Der Präsident der japanischen Wehrhochschule (Japan"s National Defense Academy), Masashi Nishihara, entwickelte ähnliche Gedanken.58 Würden die USA mit Nordkorea einen Nichtangriffsvertrag abschließen, so würde das dem US-japanischen Sicherheitsvertrag widersprechen, was eventuell eine atomare Aufrüstung Japans rechtfertigen könnte. Selbst wenn Pjöngjang auf Atomwaffen verzichte, bliebe dennoch die Gefahr eines Bio- und Chemiewaffenangriffs auf Japan weiter bestehen. Die USA wären auf Grund des Nichtangriffsvertrag mit Nordkorea nicht mehr in der Lage, Japan zu verteidigen, d.h. Japan könnte sich nicht mehr auf den Militärpakt mit den USA verlassen. Zur Abschreckung Nordkoreas müsste sich Japan also eventuell zur atomaren Aufrüstung entschließen.

Am 5. August 2003 billigte das Kabinett das »Verteidigungsweißbuch 2003«, das vom Staatsminister des Verteidigungsamtes, Shigeru Ishiba, vorgelegt worden war. In Bezug auf die künftige Wehrfähigkeit Japans betont das Weißbuch die Notwendigkeit, dass die Fähigkeiten, auf Terrorismus und Raketenangriffe antworten zu können, verbessert werden müssten. Das Weißbuch legt dar, dass Japan der Militärstrategie der einzigen Supermacht, der USA, weiter folgen solle und schlägt vor, sich an der amerikanischen Raketenabwehr zu beteiligen, aktiv Soldaten ins Ausland zu entsenden und ein ständiges Gesetz zu schaffen, das die Entsendung von SDF-Truppen ins Ausland erlaubt.

Im April 1967 hatte der Premier Eisaku Satô drei Prinzipien zum Waffenexport erklärt:

  • Japan exportiert keine Waffen an kommunistische Länder
  • Japan exportiert keine Waffen in Länder, in die Waffenlieferungen aufgrund der UN-Resolution verboten sind
  • Japan exportiert keine Waffen an (eventuelle) Parteien internationaler Konflikte.

Im Februar 1976 hatte Ministerpräsident Takeo Miki angeregt, den Waffenexport weiter zu drosseln. Am 10. Dezember 2004 hat die japanische Regierung beschlossen, diese Prinzipien zu lockern.

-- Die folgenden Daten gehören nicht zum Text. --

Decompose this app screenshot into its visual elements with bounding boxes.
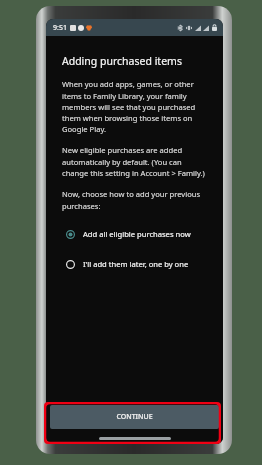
staticText: Add all eligible purchases now bbox=[83, 229, 191, 239]
button[interactable]: I'll add them later, one by one bbox=[62, 257, 209, 271]
staticText: When you add apps, games, or other items… bbox=[62, 79, 209, 134]
button[interactable]: Add all eligible purchases now bbox=[62, 227, 209, 241]
staticText: CONTINUE bbox=[116, 412, 153, 422]
staticText: 9:51 bbox=[53, 23, 67, 33]
staticText: Now, choose how to add your previous pur… bbox=[62, 189, 209, 211]
button[interactable]: CONTINUE bbox=[50, 405, 219, 429]
staticText: Adding purchased items bbox=[62, 54, 182, 68]
staticText: New eligible purchases are added automat… bbox=[62, 145, 209, 178]
staticText: I'll add them later, one by one bbox=[83, 259, 189, 269]
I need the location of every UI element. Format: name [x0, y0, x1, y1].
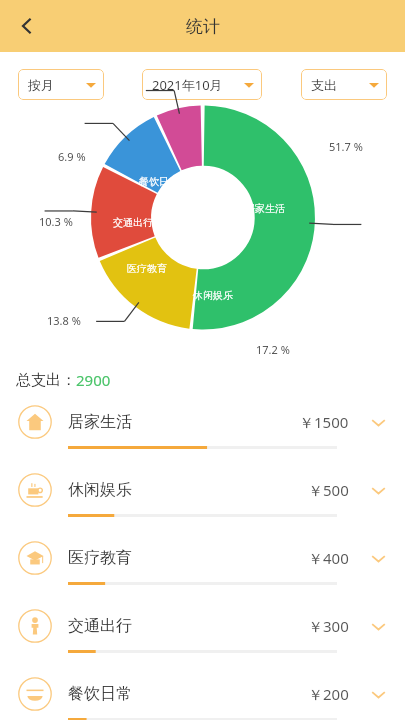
button[interactable]: 展开 居家生活: [365, 409, 391, 435]
staticText: 17.2 %: [256, 342, 290, 357]
staticText: 医疗教育: [68, 548, 132, 568]
staticText: ￥200: [308, 684, 349, 704]
staticText: 居家生活: [68, 412, 132, 432]
button[interactable]: 医疗教育: [0, 534, 405, 602]
staticText: 2900: [76, 370, 111, 390]
staticText: ￥400: [308, 548, 349, 568]
staticText: 支出: [311, 77, 337, 93]
staticText: 餐饮日常: [139, 175, 179, 188]
staticText: 按月: [28, 77, 54, 93]
button[interactable]: 按月: [18, 69, 104, 100]
button[interactable]: 展开 餐饮日常: [365, 681, 391, 707]
button[interactable]: 餐饮日常: [0, 670, 405, 720]
button[interactable]: 展开 休闲娱乐: [365, 477, 391, 503]
staticText: 休闲娱乐: [193, 289, 233, 302]
staticText: 交通出行: [113, 216, 153, 229]
staticText: ￥500: [308, 480, 349, 500]
staticText: 10.3 %: [39, 214, 73, 229]
staticText: 交通出行: [68, 616, 132, 636]
button[interactable]: 支出: [301, 69, 387, 100]
staticText: 2021年10月: [152, 76, 223, 94]
staticText: 6.9 %: [58, 149, 86, 164]
staticText: 统计: [186, 16, 220, 37]
button[interactable]: 展开 交通出行: [365, 613, 391, 639]
button[interactable]: 交通出行: [0, 602, 405, 670]
staticText: 13.8 %: [47, 313, 81, 328]
button[interactable]: Back: [4, 3, 50, 49]
button[interactable]: 2021年10月: [142, 69, 262, 100]
button[interactable]: 展开 医疗教育: [365, 545, 391, 571]
button[interactable]: 居家生活: [0, 398, 405, 466]
staticText: 51.7 %: [329, 139, 363, 154]
staticText: 总支出：: [16, 371, 76, 390]
staticText: 餐饮日常: [68, 684, 132, 704]
staticText: 居家生活: [245, 202, 285, 215]
staticText: 休闲娱乐: [68, 480, 132, 500]
staticText: ￥300: [308, 616, 349, 636]
staticText: ￥1500: [299, 412, 349, 432]
button[interactable]: 休闲娱乐: [0, 466, 405, 534]
staticText: 医疗教育: [127, 262, 167, 275]
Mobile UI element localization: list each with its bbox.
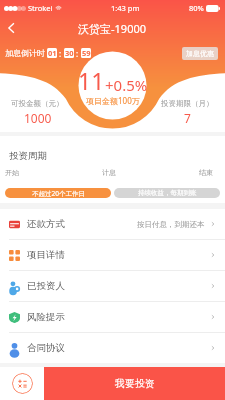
staticText: 合同协议 <box>27 342 65 354</box>
staticText: 80% <box>189 3 204 13</box>
staticText: 结束 <box>199 168 213 177</box>
staticText: 加息倒计时 <box>5 48 45 58</box>
button[interactable]: Calculator <box>0 367 44 400</box>
staticText: : <box>59 48 62 59</box>
staticText: : <box>76 48 79 59</box>
staticText: 11 <box>78 65 105 96</box>
staticText: 7 <box>184 110 191 126</box>
button[interactable]: 已投资人 <box>0 271 225 301</box>
button[interactable]: Back <box>0 16 24 40</box>
button[interactable]: 加息优惠 <box>182 47 218 60</box>
staticText: 还款方式 <box>27 218 65 230</box>
staticText: 项目金额100万 <box>86 95 140 106</box>
button[interactable]: 项目详情 <box>0 240 225 270</box>
staticText: 01 <box>48 48 57 58</box>
staticText: 计息 <box>102 168 116 177</box>
staticText: 加息优惠 <box>186 49 214 58</box>
staticText: 投资周期 <box>9 150 47 162</box>
staticText: 30 <box>65 48 74 58</box>
button[interactable]: 我要投资 <box>44 367 225 400</box>
staticText: 1000 <box>24 110 52 126</box>
staticText: 风险提示 <box>27 311 65 323</box>
staticText: 项目详情 <box>27 249 65 261</box>
button[interactable]: 风险提示 <box>0 302 225 332</box>
staticText: 59 <box>82 48 91 58</box>
staticText: 已投资人 <box>27 280 65 292</box>
staticText: 不超过20个工作日 <box>32 189 85 198</box>
button[interactable]: 还款方式 <box>0 209 225 239</box>
staticText: 持续收益，每期到账 <box>138 189 197 197</box>
staticText: 按日付息，到期还本 <box>137 220 205 229</box>
staticText: +0.5% <box>105 75 148 95</box>
staticText: 可投金额（元） <box>11 99 64 108</box>
staticText: Strokei <box>28 3 53 13</box>
button[interactable]: 合同协议 <box>0 333 225 363</box>
staticText: 我要投资 <box>115 377 155 390</box>
staticText: 沃贷宝-19000 <box>78 21 147 36</box>
staticText: 1:43 pm <box>111 3 140 13</box>
staticText: 开始 <box>5 168 19 177</box>
staticText: 投资期限（月） <box>161 99 214 108</box>
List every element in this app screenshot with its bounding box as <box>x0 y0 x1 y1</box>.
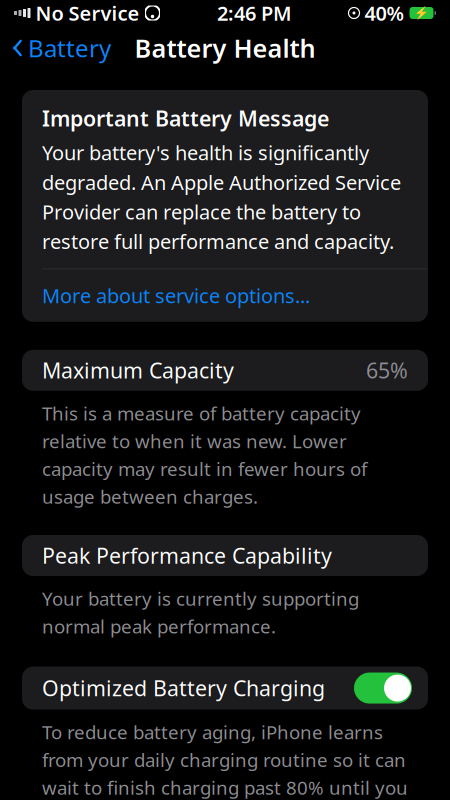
button[interactable]: Battery <box>0 26 123 70</box>
staticText: Your battery is currently supporting nor… <box>42 586 359 639</box>
staticText: ⚡ <box>414 6 429 20</box>
staticText: Optimized Battery Charging <box>42 674 325 702</box>
staticText: To reduce battery aging, iPhone learns f… <box>42 720 408 800</box>
button[interactable]: More about service options... <box>22 269 428 322</box>
button[interactable]: Maximum Capacity <box>22 350 428 391</box>
staticText: 65% <box>366 356 408 384</box>
staticText: Maximum Capacity <box>42 356 234 384</box>
staticText: This is a measure of battery capacity re… <box>42 401 367 509</box>
button[interactable]: Optimized Battery Charging <box>22 667 428 710</box>
staticText: Your battery's health is significantly d… <box>42 139 401 254</box>
staticText: 2:46 PM <box>217 0 292 26</box>
staticText: Peak Performance Capability <box>42 541 332 570</box>
staticText: 40% <box>364 0 404 26</box>
staticText: Battery Health <box>134 31 316 65</box>
staticText: No Service <box>36 0 140 26</box>
staticText: Important Battery Message <box>42 104 329 132</box>
button[interactable]: Peak Performance Capability <box>22 535 428 576</box>
staticText: Battery <box>28 32 111 64</box>
staticText: More about service options... <box>42 282 310 309</box>
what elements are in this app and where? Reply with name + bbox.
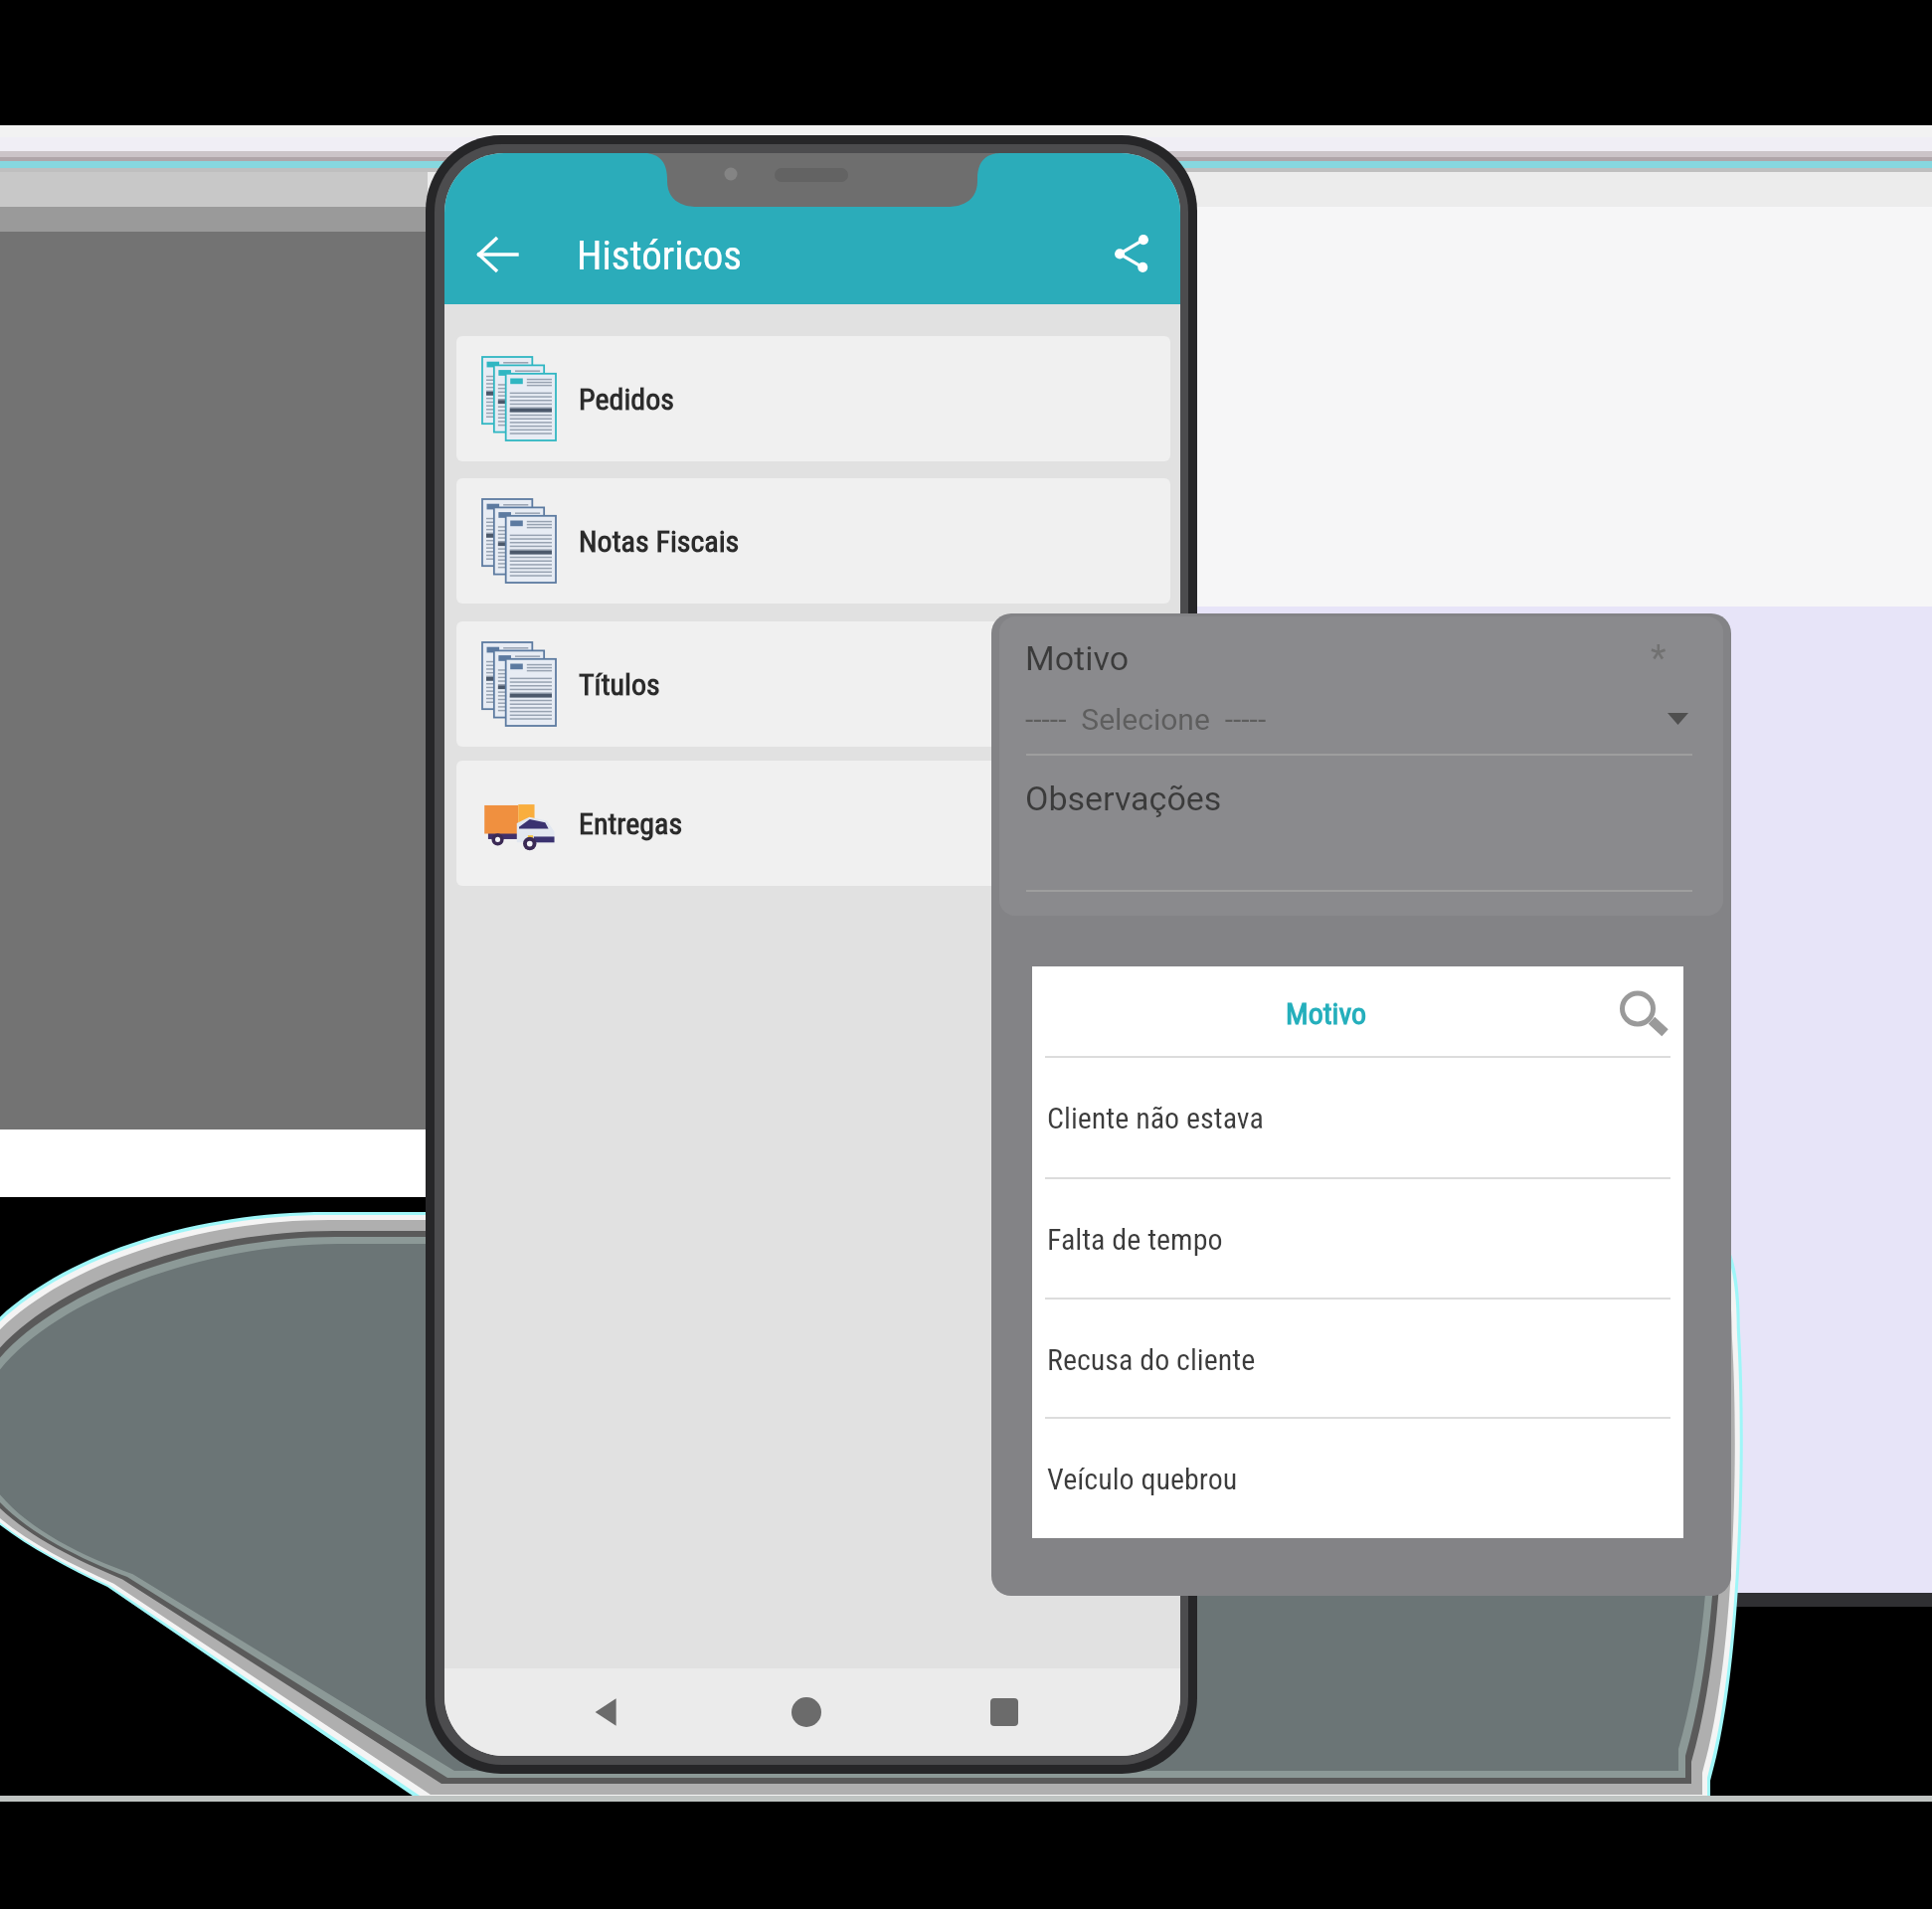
staticText: ----- Selecione ----- (1025, 702, 1267, 737)
button[interactable]: Cliente não estava (1032, 1058, 1683, 1177)
button[interactable]: Home (776, 1682, 837, 1742)
staticText: Históricos (577, 232, 742, 279)
staticText: Motivo (1025, 638, 1130, 678)
staticText: * (1651, 637, 1667, 679)
button[interactable]: Entregas (456, 761, 1170, 886)
staticText: Títulos (579, 667, 660, 702)
button[interactable]: Search (1611, 980, 1676, 1046)
staticText: Notas Fiscais (579, 524, 740, 559)
button[interactable]: Notas Fiscais (456, 478, 1170, 604)
button[interactable]: Recents (973, 1682, 1035, 1742)
button[interactable]: Títulos (456, 621, 1170, 747)
button[interactable]: Pedidos (456, 336, 1170, 461)
button[interactable]: Back (462, 227, 532, 282)
staticText: Falta de tempo (1047, 1222, 1223, 1257)
button[interactable]: Share (1098, 224, 1165, 283)
button[interactable]: Recusa do cliente (1032, 1300, 1683, 1419)
button[interactable]: Back (576, 1682, 637, 1742)
staticText: Veículo quebrou (1047, 1462, 1238, 1496)
staticText: Entregas (579, 806, 683, 841)
staticText: Recusa do cliente (1047, 1342, 1256, 1377)
button[interactable]: Veículo quebrou (1032, 1419, 1683, 1538)
staticText: Observações (1025, 779, 1222, 818)
staticText: Motivo (1286, 996, 1367, 1031)
staticText: Pedidos (579, 382, 674, 417)
button[interactable]: Falta de tempo (1032, 1179, 1683, 1299)
staticText: Cliente não estava (1047, 1101, 1264, 1135)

Um das Totalmobilisierungssystem durchzusetzen, steht ein neues Erziehungsrahmengesetz auf der Tagesordnung in der Hoffnung, dass junge Männer dann willig ihr Leben für den Staat opfern würden. Bei manchen Schulen wird im Zeugnis vermerkt, ob der/die SchülerIn patriotisch genug ist. Das Nachkriegscredo »Nie wieder Krieg!« hat in Japan offenbar keine Relevanz mehr.

Entwicklungshilfe im nationalen Interesse

Die staatliche Entwicklungshilfe Japans hat seit 1954 ihre eigene Geschichte: Sie war ursprünglich ein Ersatz für Kriegsreparationen.59

Der japanische Beitrag für Entwicklungshilfe belief sich 2001 auf 9,847 Mrd. US-Dollar. Das entsprach 19% der gesamten Beitragssumme aller Industriestaaten und 0,23% des japanischen Bruttosozialprodukts.60

Im selben Jahr stellte Japan für bilaterale Hilfe insgesamt 7,452 Mrd. Dollar bereit. Der größte Empfänger war Indonesien (860 Mio. Dollar), gefolgt von der Volksrepublik China (686 Mio. Dollar) und Indien (529 Mio. Dollar).61

Die japanische Entwicklungshilfe weist allerdings mehrere strukturelle Probleme auf. Erstens dient sie weniger zur Bekämpfung der Armut als der eigenen Exportoffensive.62 Sie wurde zweitens als Instrument benutzt, um die proamerikanisch-projapanischen Militärdiktaturen in Südkorea, den Philippinen, Indonesien und Birma zu unterstützen. Drittens werden manche Entwicklungshilfe-Projekte forciert, um japanischen und indonesischen Politikern und Bürokraten Bau- und Beratungsaufträge zugute kommen zu lassen, während die Existenzgrundlage der Einwohner dadurch gefährdet oder sogar vernichtet wird. Ein typisches Beispiel ist der Koto-Panjang-Damm in Indonesien, der 1996 auf der Insel Sumatra gebaut wurde.63

Um der Kritik entgegenzutreten, die japanische Entwicklungshilfe sei ideenarm und auf den eigenen Vorteil orientiert, erließ Tôkyô im Juni 1992 die »Richtlinien für öffentliche Entwicklungshilfe« (Official Development Assistance Charter). Sie verkündeten immerhin in ihrer Einleitung, dass die internationale Gemeinschaft nicht übersehen darf, dass in den Entwicklungsländern, die den größten Teil der Welt bilden, noch viele Menschen Hunger und Armut leiden.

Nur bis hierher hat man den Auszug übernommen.